When All You Have Is A Hammer

Our first set of “official” boat visitors came from Colorado. Friends Dave and Helen spent the weekend sailing and exploring the harbor. With breakfast on the beach, fresh fish markets, and sailing on the Pacific, it was a wonderful weekend enjoyed by all.

Saturday morning we made it a point to do some snack provisioning for our daysail with Helen and Dave. Upon their arrival we toured the boat, reviewed guest expectations, rules and safety procedures. Next we practiced going through our pre-sail checklist. This time a written version. We made notes on a few items that we missed. While reviewing how to use the VHF radio, we turned to a quick listen for the weather. I started filling out our log book.  The log book records valuable information such as weather, wave conditions, navigational headings, radio use, engine hours, mileage etc., and should be competed with each sail. On this day our weather and sea conditions were North East winds 5-10 knots, variable by afternoon. The sea was flat with 0-1 foot waves.

Presail Checklist

We were ready to go. The pre-sail checklist, done. Just needed to start the engine and we were off. Easy enough. We inserted the key, turned it and click. Uh, . . . nothing? That was a first. We tried again. Turn, then click. Still nothing. The engine would not turn over. As we were troubleshooting, our neighbor Mike came by and told us about the fresh fish market happening at the Harbor Village. Helen and I were excited about this, and opted to run and take a look while the boys worked on the engine. After explaining the dilemma to Mike he suggested hitting the engine starter with a hammer because he had a similar problem in the past. Helen also remembered something similar for dealing with her old VW. At this point, we thought, why not give it a try? Dave grabbed a hammer and hit the starter while Grant turned the key. Sounds crazy, but the engine started!
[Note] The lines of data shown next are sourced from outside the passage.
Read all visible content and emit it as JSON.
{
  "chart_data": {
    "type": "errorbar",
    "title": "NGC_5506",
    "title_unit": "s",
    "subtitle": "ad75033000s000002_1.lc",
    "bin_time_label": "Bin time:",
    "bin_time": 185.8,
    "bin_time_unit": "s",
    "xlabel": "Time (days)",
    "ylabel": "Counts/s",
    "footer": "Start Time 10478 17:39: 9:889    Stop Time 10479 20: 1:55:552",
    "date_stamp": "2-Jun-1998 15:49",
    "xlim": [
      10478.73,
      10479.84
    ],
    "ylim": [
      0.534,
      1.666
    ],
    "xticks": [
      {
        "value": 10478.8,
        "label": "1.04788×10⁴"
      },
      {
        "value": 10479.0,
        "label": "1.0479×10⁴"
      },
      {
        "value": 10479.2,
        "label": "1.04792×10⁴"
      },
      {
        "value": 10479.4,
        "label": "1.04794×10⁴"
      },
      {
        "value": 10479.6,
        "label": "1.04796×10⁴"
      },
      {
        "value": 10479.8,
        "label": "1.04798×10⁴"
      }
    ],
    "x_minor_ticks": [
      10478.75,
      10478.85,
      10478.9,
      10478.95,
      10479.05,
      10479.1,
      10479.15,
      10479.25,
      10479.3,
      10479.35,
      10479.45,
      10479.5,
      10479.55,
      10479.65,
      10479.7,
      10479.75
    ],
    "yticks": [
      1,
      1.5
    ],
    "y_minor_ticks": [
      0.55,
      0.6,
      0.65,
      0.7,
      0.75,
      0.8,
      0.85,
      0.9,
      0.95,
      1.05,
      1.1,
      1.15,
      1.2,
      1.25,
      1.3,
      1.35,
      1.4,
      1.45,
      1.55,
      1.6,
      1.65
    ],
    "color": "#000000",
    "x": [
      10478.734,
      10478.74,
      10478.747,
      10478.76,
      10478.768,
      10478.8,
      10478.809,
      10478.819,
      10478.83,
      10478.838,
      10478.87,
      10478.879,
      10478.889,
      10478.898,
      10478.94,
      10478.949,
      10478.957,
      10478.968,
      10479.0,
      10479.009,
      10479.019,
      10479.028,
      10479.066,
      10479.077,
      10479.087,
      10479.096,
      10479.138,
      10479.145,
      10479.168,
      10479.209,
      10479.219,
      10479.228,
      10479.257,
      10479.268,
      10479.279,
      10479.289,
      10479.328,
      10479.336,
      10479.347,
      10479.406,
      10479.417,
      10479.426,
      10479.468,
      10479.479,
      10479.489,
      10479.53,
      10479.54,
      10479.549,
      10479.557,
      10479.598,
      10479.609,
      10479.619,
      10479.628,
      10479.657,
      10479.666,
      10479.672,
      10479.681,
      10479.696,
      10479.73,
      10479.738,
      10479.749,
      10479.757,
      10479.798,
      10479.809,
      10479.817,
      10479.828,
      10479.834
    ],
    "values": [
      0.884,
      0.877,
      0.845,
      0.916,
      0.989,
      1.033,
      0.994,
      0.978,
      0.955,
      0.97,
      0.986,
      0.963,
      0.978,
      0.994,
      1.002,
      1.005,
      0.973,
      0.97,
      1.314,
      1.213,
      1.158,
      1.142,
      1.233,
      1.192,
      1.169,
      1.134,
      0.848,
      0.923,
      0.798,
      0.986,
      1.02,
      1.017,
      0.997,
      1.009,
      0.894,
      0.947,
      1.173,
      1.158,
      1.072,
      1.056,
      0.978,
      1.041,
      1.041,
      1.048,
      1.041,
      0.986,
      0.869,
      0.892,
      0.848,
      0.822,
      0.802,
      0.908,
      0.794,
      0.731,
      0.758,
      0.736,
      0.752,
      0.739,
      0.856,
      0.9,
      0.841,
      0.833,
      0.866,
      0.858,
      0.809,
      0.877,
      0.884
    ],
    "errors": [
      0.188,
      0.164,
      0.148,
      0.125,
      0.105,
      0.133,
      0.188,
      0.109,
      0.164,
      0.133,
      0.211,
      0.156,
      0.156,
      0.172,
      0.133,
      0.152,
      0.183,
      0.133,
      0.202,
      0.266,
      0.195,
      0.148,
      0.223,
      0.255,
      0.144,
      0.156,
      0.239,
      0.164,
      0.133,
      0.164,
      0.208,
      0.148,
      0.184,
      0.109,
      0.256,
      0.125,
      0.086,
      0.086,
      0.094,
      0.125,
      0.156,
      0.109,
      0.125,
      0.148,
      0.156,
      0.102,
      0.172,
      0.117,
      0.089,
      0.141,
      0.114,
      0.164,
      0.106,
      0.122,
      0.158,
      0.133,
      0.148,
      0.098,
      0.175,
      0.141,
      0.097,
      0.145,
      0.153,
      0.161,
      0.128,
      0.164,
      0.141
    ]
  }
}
Troubleshooting   Hammer Away

The boys let the engine run a while and were going to try the trick a few more times to determine if it was just a fluke. Helen and I ran to the fish market. The fish market was put on by local fisherman who had a variety of fish available for purchase. In Iowa you’ve heard of people  getting together to purchase a whole cow, then splitting the meat to take home to stock their freezers. Here, people do the same but with a whole tuna or other large fish. We found that one small precut piece of tuna would suit our needs for the day. We decided we would make a batch of fresh ceviche. A quick stop at the Farmers Market down the road and we had limes, cilantro, onion, tomatoes and an avocado. All good ingredients for fresh ceviche.
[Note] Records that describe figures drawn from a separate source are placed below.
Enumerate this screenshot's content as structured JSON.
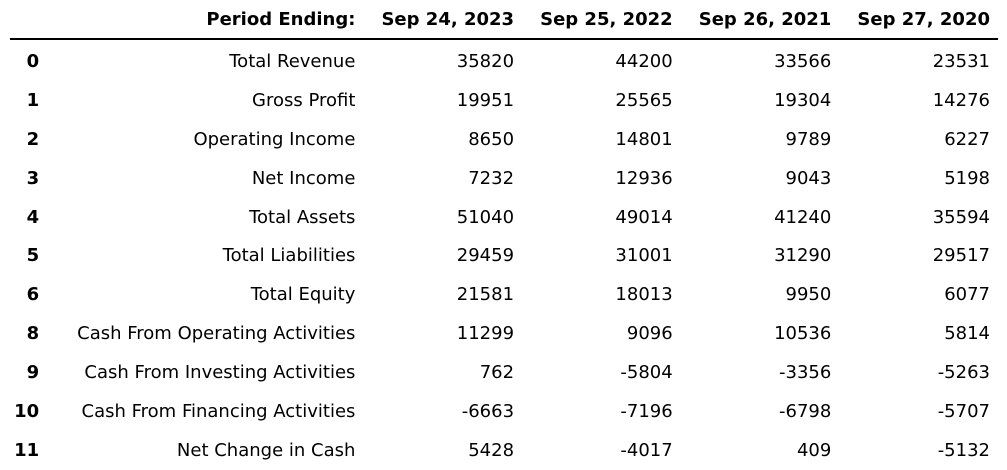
{
  "table": {
    "header_label": "Period Ending:",
    "periods": [
      "Sep 24, 2023",
      "Sep 25, 2022",
      "Sep 26, 2021",
      "Sep 27, 2020"
    ],
    "rows": [
      {
        "index": "0",
        "label": "Total Revenue",
        "values": [
          "35820",
          "44200",
          "33566",
          "23531"
        ]
      },
      {
        "index": "1",
        "label": "Gross Profit",
        "values": [
          "19951",
          "25565",
          "19304",
          "14276"
        ]
      },
      {
        "index": "2",
        "label": "Operating Income",
        "values": [
          "8650",
          "14801",
          "9789",
          "6227"
        ]
      },
      {
        "index": "3",
        "label": "Net Income",
        "values": [
          "7232",
          "12936",
          "9043",
          "5198"
        ]
      },
      {
        "index": "4",
        "label": "Total Assets",
        "values": [
          "51040",
          "49014",
          "41240",
          "35594"
        ]
      },
      {
        "index": "5",
        "label": "Total Liabilities",
        "values": [
          "29459",
          "31001",
          "31290",
          "29517"
        ]
      },
      {
        "index": "6",
        "label": "Total Equity",
        "values": [
          "21581",
          "18013",
          "9950",
          "6077"
        ]
      },
      {
        "index": "8",
        "label": "Cash From Operating Activities",
        "values": [
          "11299",
          "9096",
          "10536",
          "5814"
        ]
      },
      {
        "index": "9",
        "label": "Cash From Investing Activities",
        "values": [
          "762",
          "-5804",
          "-3356",
          "-5263"
        ]
      },
      {
        "index": "10",
        "label": "Cash From Financing Activities",
        "values": [
          "-6663",
          "-7196",
          "-6798",
          "-5707"
        ]
      },
      {
        "index": "11",
        "label": "Net Change in Cash",
        "values": [
          "5428",
          "-4017",
          "409",
          "-5132"
        ]
      }
    ]
  }
}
Back at the boat, the boys were ready to cast off. We sailed 6 miles off shore and while we were out there wanted to make sure we dumped our waste overboard. For dumping waste in California there are multiple options. You can visit a pump out station within the harbor where you can pump it out yourself,  you can schedule Rusty Bucket a company who will pump you out right in your slip, or, you can go sailing three miles off shore and dump directly overboard. We like the last option the best. As we were pumping, we wanted to make sure the manual overboard waste pump was actually working, so we were straining to see if we could see anything exiting the boat. After some time we finally realized the discharge hole was below the waterline.

Looking for something?   Islands? What Islands?
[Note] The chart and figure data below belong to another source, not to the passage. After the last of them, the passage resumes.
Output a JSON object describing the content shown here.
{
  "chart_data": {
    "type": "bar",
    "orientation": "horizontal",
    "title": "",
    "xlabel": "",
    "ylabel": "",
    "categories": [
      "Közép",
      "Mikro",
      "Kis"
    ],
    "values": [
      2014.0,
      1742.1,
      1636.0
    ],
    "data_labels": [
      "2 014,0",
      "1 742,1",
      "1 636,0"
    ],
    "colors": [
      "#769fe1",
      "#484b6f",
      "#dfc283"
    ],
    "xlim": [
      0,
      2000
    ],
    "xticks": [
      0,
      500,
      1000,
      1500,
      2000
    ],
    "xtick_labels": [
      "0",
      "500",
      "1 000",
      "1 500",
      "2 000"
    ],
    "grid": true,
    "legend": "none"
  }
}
As the afternoon went on, the ocean causally turned to glass. We enjoyed our freshly made ceviche (by Helen) with some tortilla chips. Then we worked on sail trim and watched our speed increase as the wind picked up enough to get us back into harbor right before dusk.

Ceviche Yum!   We're Sailing!   Folding Up The Sail

On Sunday we had to perform our engine trick once again to get us out of the harbor. There was always the risk that the engine would not start again to get us back into the harbor, but we had a back up plan. Sail to the fuel dock right inside the entrance. Fortunately this was not an issue. On our way out of the harbor a pair of sea lions greeted our friends.

Sea Lions Say Hello

The sea had picked up a bit from Saturday with 2-3 ft. wind waves at 12 seconds. Winds were SW at 5 knots. There was an additional West swell with waves at 4 ft. At some point the wind picked up and we were heeling (leaning over) pretty good. We put a reef (shorted the sail) in the main sail and sported our life jackets. Before the fog fully set in, we decided we should return to the harbor. After a fresh water boat rinse, we finished up the day with a stop at the Ventura Pier and celebrated our friends visit with Indian food at a local restaurant.

LIfe Jacket 1 LIfe Jacket 4 Life Jacket 3 Life Jacket 2

(Photos provided by Dave Taylor)


  • Denise and Grant,

    I would recommend pulling the starter motor and lubricating the bendix throw out shaft. It probably is not returning fully after each ignition attempt. Another maintenance procedure should be to clean the brush contacts with some light emery in case there is a dead spot in the armature track. If this is too much trouble, just replace the starter motor with a new or rebuilt unit.


  • Sticky solenoid. probably don’t need to replace entire starter, but then the difficulty is in the labor and time lost.